A question regularly asked is “when should I use heat or ice?”…well, as a general rule ice is used with acute/recent injuries and heat can be used with chronic/long-term injuries…
Ice therapy (cryotherapy) can relieve symptoms caused by sprains, strains, bruises and tendinitis – it can virtually be used in any situation in which superficial tissues are inflamed by trauma. It can also assist in recovery from repetitive strain injuries such as tendinitis, and it works by reducing blow flow to the injured areas, thus reducing inflammation and swelling that causes pain. Ice should be applied immediately after your injury, for 15 minutes every two hours, over the first 48 hours (also keep in mind the RICE rule with acute injuries – Rest, Ice, Compression, Elevation).

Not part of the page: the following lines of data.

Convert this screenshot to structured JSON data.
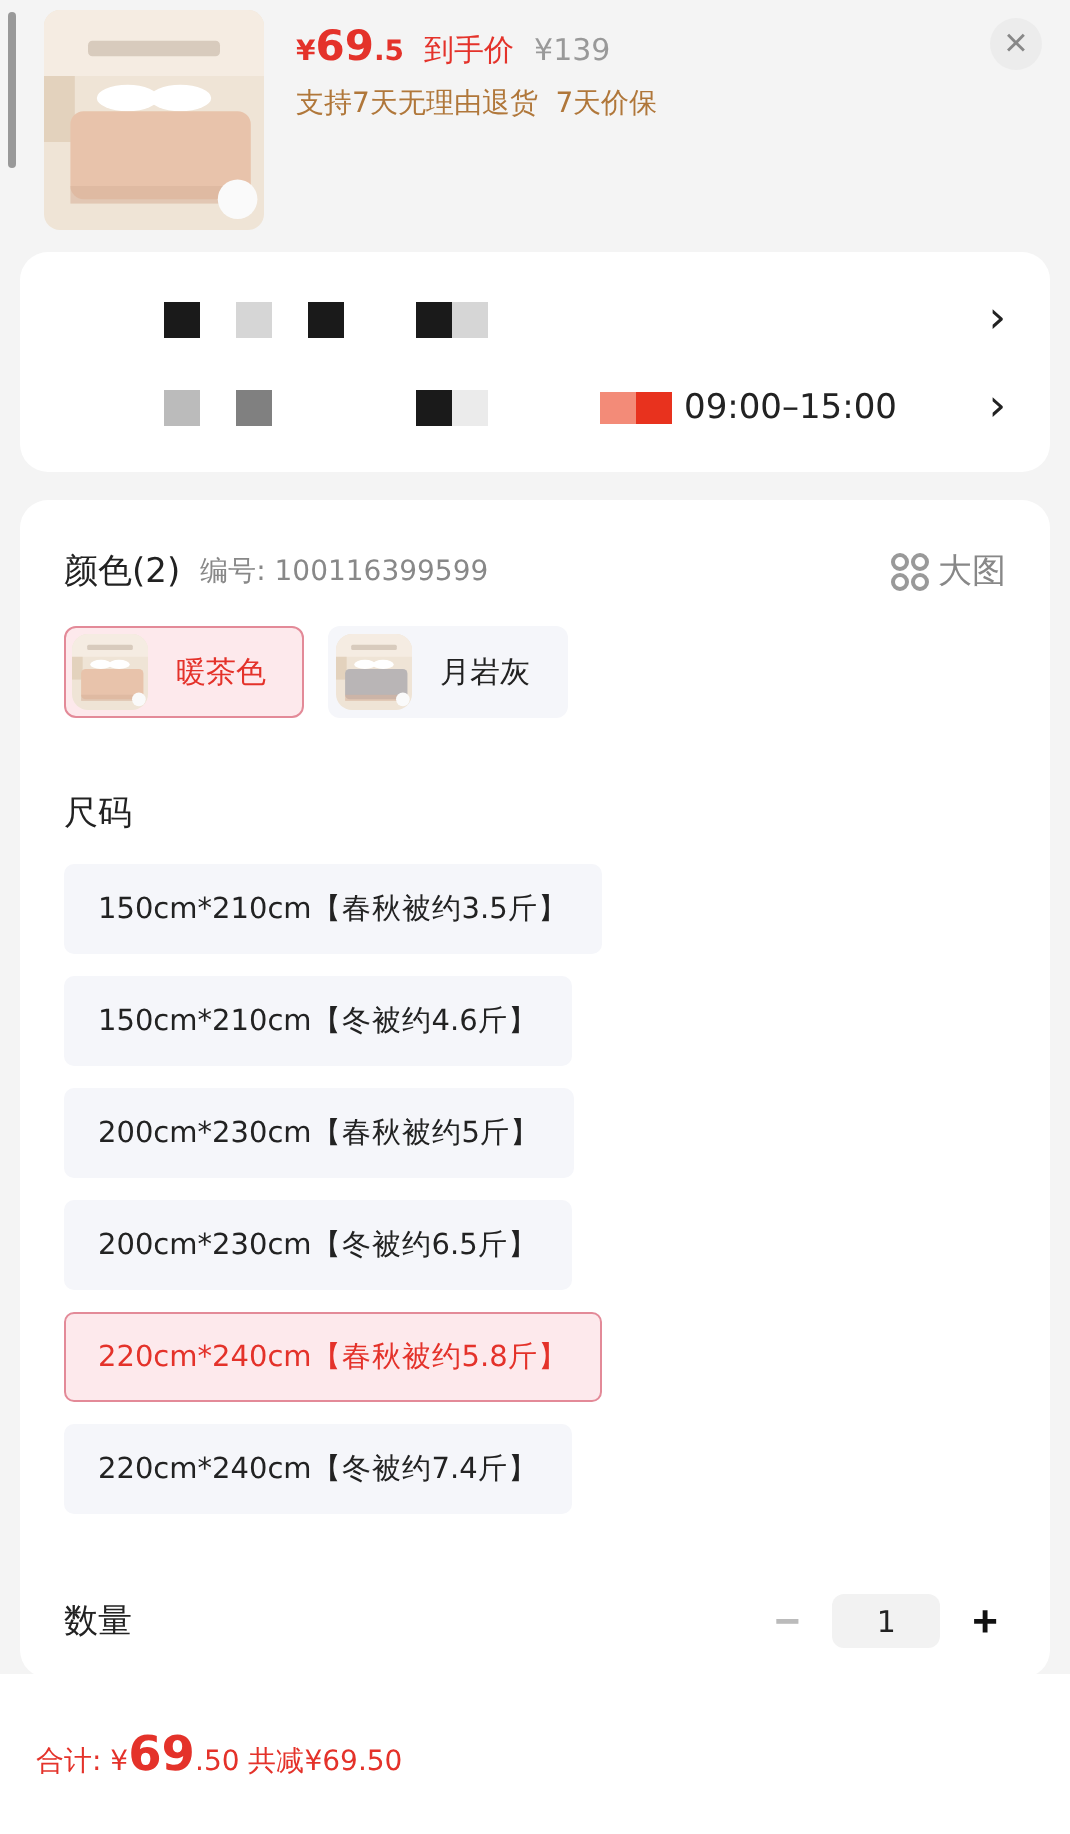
{
  "product": {
    "price": {
      "symbol": "¥",
      "integer": "69",
      "decimal": ".5"
    },
    "price_label": "到手价",
    "original_price": "¥139",
    "promise": "支持7天无理由退货  7天价保",
    "close": "×"
  },
  "delivery": {
    "time": "09:00–15:00",
    "chevrons": [
      "›",
      "›"
    ]
  },
  "color_section": {
    "title": "颜色(2)",
    "code": "编号: 100116399599",
    "big_image": "大图",
    "options": [
      {
        "label": "暖茶色",
        "selected": true
      },
      {
        "label": "月岩灰",
        "selected": false
      }
    ]
  },
  "size_section": {
    "title": "尺码",
    "options": [
      {
        "label": "150cm*210cm【春秋被约3.5斤】",
        "selected": false
      },
      {
        "label": "150cm*210cm【冬被约4.6斤】",
        "selected": false
      },
      {
        "label": "200cm*230cm【春秋被约5斤】",
        "selected": false
      },
      {
        "label": "200cm*230cm【冬被约6.5斤】",
        "selected": false
      },
      {
        "label": "220cm*240cm【春秋被约5.8斤】",
        "selected": true
      },
      {
        "label": "220cm*240cm【冬被约7.4斤】",
        "selected": false
      }
    ]
  },
  "quantity": {
    "label": "数量",
    "minus": "−",
    "value": "1",
    "plus": "+",
    "minus_disabled": true
  },
  "footer": {
    "total_label": "合计:",
    "symbol": "¥",
    "integer": "69",
    "decimal": ".50",
    "discount": "共减¥69.50"
  }
}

Heat therapy works by improving circulation and blood flow to a particular area due to increased temperature. Increasing the temperature of the afflicted area even slightly can soothe discomfort and increase muscle flexibility. Heat therapy can relax and soothe muscles and heal damaged tissue. Heat can be used before (not after) activities that irritate chronic injuries such as muscle strains and overuse injuries, and can help loosen tissues and relax injured areas. Heat should not be applied for longer than 20 minutes at a time.
Of course, please consult your physiotherapist for professional opinion and management of your injury.